[Openais] Segfault and issues scaling up

Tue Jun 1 10:26:35 PDT 2010

On Tue, 2010-06-01 at 09:04 -0700, Steven Dake wrote:
> The most I have tested physically is 48 nodes.  I can't offer any advice 
> on what to tune beyond that, other then increase join and increase 
> consensus to much larger values then they are currently set.
> 
> Some good options might be
> join: 150
> token: 5000
> consensus: 20000
> 
> Note I am hesitant to think that corosync will work will in its current 
> form at 70 node count.

Ok, I'll give those a shot.

> > As for the segfault, it is the result of totempg_deliver_fn() being
> > handed an encapsulated packet and then misinterpreting it. This was
> > handed down from messages_deliver_to_app(), and based on the flow around
> > deliver_messages_from_recovery_to_regular() I expect that it should not
> > see encapsulated messages. Looking through the core dump, the
> > multi-encapsulated message is from somewhat ancient ring instances: the
> > current ringid seq is 38260, and the outer encapsulation is for seq
> > 38204 with an inner encapsulation of seq 38124. It seems this node was
> > last operation in ring 38204, and had entered recovery state a number of
> > times without landing in operational again prior to the crash.
> 
> It is normal for these ring messages to be recovered, but perhaps there 
> is some error in how the recovery is functioning.

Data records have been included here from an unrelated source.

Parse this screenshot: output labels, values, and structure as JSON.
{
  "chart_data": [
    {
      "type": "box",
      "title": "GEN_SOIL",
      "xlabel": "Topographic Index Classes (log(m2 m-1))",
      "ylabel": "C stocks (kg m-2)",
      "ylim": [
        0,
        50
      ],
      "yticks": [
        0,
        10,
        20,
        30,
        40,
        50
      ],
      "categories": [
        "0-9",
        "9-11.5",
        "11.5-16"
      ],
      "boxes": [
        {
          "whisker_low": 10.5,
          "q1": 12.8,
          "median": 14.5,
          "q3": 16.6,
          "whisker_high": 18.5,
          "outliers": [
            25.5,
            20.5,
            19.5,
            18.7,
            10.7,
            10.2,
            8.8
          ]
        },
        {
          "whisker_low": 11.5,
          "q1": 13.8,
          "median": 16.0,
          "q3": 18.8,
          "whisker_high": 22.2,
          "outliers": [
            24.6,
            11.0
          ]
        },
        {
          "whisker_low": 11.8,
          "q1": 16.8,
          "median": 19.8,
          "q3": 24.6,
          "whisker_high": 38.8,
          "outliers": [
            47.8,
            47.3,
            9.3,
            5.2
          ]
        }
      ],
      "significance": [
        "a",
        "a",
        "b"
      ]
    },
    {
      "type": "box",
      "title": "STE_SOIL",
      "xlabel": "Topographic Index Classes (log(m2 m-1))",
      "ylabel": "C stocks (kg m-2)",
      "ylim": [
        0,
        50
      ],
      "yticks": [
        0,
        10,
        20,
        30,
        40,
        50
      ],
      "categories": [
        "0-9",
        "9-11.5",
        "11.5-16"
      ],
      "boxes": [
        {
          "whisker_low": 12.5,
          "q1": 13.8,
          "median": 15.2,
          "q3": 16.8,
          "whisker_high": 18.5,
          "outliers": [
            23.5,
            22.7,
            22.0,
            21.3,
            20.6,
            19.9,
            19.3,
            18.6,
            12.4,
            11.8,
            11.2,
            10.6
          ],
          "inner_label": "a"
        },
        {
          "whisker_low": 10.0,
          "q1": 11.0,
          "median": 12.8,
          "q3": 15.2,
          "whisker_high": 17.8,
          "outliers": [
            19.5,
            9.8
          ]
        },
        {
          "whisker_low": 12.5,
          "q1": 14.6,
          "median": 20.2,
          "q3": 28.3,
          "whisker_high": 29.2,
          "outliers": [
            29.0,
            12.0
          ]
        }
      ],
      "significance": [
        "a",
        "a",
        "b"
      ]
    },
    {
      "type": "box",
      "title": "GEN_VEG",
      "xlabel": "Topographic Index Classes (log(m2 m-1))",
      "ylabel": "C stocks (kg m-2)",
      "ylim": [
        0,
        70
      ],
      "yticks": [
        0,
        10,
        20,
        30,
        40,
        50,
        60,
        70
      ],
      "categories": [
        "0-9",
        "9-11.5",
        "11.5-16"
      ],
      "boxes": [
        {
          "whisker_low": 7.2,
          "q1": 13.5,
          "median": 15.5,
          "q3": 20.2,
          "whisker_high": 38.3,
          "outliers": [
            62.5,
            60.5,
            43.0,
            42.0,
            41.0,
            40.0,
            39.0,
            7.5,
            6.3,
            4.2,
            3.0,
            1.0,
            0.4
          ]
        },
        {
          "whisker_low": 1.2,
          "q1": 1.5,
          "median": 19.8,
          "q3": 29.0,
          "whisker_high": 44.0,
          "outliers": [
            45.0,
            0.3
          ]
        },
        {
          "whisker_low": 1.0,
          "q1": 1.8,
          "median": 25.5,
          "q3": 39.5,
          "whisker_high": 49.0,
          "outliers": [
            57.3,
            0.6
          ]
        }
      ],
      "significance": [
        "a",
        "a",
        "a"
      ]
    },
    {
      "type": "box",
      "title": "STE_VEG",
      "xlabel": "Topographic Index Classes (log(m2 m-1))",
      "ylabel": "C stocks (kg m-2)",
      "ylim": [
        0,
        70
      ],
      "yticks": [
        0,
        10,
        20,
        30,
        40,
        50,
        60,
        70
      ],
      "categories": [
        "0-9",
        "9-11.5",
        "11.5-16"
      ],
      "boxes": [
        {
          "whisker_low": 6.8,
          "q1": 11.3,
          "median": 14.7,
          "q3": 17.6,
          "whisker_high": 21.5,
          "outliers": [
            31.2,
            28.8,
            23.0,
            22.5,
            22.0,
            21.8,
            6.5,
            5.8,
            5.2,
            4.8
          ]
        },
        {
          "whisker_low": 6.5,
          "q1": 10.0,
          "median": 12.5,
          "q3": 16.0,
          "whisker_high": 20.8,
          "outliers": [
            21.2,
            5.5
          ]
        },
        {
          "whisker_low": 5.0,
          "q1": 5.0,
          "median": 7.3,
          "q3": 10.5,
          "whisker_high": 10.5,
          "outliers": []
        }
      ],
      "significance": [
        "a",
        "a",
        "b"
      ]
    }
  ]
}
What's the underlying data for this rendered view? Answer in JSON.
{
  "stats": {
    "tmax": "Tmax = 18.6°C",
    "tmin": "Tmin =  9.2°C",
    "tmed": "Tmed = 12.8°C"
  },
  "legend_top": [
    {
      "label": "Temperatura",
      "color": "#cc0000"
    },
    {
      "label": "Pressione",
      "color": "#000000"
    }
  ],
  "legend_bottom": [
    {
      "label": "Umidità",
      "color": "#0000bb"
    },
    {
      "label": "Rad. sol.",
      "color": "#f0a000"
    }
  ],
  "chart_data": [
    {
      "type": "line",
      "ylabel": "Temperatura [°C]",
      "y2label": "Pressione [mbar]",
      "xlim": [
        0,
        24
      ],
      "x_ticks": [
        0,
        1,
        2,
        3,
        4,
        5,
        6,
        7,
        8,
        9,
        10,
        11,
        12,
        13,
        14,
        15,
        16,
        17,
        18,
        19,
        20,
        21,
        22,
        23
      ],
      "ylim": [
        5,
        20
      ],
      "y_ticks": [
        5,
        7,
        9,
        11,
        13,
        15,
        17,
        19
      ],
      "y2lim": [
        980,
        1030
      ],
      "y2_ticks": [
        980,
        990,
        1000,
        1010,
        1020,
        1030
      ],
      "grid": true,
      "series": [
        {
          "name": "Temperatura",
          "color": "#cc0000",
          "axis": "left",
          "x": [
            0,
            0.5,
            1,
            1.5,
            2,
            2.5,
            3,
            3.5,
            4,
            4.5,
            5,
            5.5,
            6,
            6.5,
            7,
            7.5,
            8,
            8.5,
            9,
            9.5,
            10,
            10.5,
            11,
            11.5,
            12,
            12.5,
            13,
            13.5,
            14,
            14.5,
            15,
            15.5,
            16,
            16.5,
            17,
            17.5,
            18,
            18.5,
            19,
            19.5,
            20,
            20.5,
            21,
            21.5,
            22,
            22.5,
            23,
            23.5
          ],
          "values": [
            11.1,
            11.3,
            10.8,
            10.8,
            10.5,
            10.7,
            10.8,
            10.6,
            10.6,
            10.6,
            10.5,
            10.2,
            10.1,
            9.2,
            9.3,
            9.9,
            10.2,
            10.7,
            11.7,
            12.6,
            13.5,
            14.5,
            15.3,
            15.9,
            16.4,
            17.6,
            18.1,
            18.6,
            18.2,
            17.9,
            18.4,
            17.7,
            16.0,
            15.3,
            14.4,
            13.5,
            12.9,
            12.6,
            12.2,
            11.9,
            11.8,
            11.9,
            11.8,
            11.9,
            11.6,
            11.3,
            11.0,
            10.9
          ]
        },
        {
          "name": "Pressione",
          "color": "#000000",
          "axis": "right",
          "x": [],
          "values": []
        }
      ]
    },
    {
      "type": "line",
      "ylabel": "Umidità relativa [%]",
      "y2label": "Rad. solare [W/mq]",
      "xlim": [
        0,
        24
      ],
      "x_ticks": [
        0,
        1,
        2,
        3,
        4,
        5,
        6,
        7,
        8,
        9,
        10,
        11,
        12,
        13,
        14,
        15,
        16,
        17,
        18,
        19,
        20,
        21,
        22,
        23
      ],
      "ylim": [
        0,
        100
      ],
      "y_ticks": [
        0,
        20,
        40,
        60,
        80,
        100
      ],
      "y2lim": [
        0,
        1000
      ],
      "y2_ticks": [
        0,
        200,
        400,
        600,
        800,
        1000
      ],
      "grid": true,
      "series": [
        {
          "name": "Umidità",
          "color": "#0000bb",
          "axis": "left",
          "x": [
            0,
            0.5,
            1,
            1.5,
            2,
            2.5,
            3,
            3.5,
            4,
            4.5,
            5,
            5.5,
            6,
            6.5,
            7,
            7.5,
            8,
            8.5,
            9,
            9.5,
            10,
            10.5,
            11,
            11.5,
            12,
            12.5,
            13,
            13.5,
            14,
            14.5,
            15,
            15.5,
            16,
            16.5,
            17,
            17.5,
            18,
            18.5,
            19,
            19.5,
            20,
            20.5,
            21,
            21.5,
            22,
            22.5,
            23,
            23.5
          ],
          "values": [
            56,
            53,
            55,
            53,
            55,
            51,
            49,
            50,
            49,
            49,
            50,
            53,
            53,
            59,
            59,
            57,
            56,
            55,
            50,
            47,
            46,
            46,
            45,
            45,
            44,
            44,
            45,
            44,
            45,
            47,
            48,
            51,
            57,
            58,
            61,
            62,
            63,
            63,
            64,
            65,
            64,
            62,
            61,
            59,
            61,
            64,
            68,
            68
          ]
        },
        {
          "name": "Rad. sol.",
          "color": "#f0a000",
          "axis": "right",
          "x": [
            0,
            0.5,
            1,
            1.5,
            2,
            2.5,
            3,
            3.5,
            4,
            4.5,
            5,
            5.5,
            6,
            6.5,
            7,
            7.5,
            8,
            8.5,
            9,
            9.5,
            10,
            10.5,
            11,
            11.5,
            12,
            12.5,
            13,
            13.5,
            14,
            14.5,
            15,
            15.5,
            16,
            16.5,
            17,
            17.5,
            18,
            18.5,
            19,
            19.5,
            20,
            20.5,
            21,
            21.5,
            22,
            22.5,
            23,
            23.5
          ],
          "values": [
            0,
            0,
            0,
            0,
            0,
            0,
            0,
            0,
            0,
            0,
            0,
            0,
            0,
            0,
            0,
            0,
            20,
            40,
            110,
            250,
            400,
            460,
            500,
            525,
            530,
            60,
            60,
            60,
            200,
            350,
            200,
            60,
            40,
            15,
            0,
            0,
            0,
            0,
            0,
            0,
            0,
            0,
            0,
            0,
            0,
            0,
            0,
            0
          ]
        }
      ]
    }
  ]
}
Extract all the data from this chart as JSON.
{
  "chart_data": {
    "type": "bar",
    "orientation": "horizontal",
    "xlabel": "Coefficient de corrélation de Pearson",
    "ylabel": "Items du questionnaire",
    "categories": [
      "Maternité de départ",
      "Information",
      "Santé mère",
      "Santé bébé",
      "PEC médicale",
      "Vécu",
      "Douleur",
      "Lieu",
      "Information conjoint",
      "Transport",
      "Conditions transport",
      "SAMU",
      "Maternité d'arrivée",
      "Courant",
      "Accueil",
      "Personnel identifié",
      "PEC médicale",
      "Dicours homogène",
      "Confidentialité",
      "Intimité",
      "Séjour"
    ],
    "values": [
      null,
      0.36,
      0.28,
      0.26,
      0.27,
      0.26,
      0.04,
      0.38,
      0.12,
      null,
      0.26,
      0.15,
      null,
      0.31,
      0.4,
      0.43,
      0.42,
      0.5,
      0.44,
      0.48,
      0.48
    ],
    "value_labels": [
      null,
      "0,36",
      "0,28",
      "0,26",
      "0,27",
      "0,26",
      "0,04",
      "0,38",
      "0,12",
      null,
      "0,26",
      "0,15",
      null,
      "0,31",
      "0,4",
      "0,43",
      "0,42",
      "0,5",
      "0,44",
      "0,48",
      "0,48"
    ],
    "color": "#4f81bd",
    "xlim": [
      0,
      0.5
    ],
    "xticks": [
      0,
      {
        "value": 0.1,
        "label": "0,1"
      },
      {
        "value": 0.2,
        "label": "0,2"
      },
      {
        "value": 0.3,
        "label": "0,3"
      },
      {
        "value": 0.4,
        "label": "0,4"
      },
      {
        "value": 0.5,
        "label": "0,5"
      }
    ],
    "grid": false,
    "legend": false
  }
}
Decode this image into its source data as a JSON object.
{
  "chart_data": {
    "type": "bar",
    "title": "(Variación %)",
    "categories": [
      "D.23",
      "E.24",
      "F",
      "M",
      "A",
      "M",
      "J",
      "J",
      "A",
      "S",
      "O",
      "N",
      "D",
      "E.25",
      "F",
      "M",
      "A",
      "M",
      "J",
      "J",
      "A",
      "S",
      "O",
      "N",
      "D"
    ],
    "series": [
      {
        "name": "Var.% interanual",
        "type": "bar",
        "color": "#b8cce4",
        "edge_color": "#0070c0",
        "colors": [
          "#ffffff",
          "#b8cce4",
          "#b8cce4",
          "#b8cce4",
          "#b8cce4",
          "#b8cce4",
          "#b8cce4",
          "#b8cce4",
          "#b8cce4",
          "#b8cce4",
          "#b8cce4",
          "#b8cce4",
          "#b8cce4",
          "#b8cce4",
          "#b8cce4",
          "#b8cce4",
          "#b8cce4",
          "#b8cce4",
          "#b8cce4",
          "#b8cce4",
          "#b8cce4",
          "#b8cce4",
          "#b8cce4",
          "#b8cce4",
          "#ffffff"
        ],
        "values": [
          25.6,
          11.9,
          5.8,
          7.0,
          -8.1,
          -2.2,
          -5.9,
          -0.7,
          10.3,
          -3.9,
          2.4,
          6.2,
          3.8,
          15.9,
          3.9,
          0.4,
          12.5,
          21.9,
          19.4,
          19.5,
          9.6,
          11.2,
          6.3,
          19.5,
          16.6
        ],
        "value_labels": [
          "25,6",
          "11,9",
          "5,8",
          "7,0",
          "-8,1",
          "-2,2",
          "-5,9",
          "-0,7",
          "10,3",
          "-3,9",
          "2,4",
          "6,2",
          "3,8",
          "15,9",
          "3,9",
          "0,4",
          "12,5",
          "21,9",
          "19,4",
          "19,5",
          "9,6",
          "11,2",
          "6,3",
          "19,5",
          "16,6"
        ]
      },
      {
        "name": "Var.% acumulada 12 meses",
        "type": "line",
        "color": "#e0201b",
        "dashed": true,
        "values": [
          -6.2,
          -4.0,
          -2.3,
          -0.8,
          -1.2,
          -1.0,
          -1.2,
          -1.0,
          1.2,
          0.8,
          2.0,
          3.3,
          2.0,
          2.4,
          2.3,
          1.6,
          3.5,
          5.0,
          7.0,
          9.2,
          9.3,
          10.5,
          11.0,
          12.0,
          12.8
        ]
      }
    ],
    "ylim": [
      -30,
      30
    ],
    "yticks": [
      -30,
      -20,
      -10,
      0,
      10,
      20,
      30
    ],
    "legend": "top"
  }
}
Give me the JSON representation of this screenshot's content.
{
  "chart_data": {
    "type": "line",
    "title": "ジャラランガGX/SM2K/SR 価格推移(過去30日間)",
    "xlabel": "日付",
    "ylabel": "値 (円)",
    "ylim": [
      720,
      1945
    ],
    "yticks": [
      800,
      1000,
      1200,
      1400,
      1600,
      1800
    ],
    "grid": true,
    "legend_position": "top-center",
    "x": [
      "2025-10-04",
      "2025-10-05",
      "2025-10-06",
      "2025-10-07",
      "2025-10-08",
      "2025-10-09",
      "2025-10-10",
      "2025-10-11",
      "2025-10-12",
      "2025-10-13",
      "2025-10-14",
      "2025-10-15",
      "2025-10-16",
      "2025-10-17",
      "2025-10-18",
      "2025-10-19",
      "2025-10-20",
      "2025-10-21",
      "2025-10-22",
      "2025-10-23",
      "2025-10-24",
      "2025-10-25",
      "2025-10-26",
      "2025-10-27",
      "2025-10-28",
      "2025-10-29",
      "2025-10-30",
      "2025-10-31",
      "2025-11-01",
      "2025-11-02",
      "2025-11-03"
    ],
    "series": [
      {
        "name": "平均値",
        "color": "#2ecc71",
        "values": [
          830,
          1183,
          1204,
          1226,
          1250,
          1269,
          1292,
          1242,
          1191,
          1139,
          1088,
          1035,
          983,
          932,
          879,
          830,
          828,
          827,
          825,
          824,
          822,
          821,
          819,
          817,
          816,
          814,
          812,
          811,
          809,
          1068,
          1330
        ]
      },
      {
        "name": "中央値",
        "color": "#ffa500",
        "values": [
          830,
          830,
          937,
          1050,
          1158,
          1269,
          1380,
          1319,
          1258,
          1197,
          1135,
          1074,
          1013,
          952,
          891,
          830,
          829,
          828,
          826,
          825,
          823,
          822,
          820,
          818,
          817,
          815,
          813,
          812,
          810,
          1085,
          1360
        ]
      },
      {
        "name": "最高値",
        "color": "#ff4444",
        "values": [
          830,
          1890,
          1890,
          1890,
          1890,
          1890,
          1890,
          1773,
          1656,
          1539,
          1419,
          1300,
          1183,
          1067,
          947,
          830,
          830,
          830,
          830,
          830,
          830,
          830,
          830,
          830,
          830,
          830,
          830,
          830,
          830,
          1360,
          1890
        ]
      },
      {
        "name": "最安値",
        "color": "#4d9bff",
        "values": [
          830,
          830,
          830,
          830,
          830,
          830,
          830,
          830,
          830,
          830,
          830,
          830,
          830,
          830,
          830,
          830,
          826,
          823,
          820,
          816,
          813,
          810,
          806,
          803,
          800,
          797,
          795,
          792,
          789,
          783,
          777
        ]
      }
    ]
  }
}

Certainly, it doesn't look like there should ever be encapsulated
messages on the regular ring, only the recovery ring. Somehow, we're
getting messages on the regular ring with at least one, if not two
levels of encapsulation.

Also, should we be recovering messages from ringids that are not our
immediate ancestor?

> 1.2.2 contains several fixes related to lossy messaging and one segfault 
> in particular that occurs when recovery is interrupted by new memberships.

Ok, I'll recheck the changes between the two.

> > While working with pacemaker prior to focusing on corosync, I noticed on
> > several occasions where corosync would get into a situation were all
> > nodes of the cluster were considered members of the ring, but some nodes
> > were working with sequence numbers that were several hundred behind
> > everyone else, and did not catch up. I have not seen this in a
> > corosync-only test, but I suspect it may be related to the segfault
> > above -- it only seemed to occur after a pass through the recovery state.
> >
> 
> I would expect that is normal on a lossy network (ie: if there are 
> retransmits in your network).  With 48 nodes all sending messages, it is 
> possible for one node during high load to have lower seqids because it 
> hasn't yet received or processed the seqids.

The network rarely has retransmits -- and this was a stable
configuration. I'm working a bit from memory here, as I concentrated on
the segfault issue. I'll keep an eye out for this occurrence and see if
I can collect more data.

> > Any suggestions on how to proceed to put this bug to bed?
> >
> 
> I would try 1.2.4 (pending).  1.2.2 and 1.2.3 exhibit problems with 
> logging on some platforms.

Alrighty, will give that a go.

Thanks!
Dave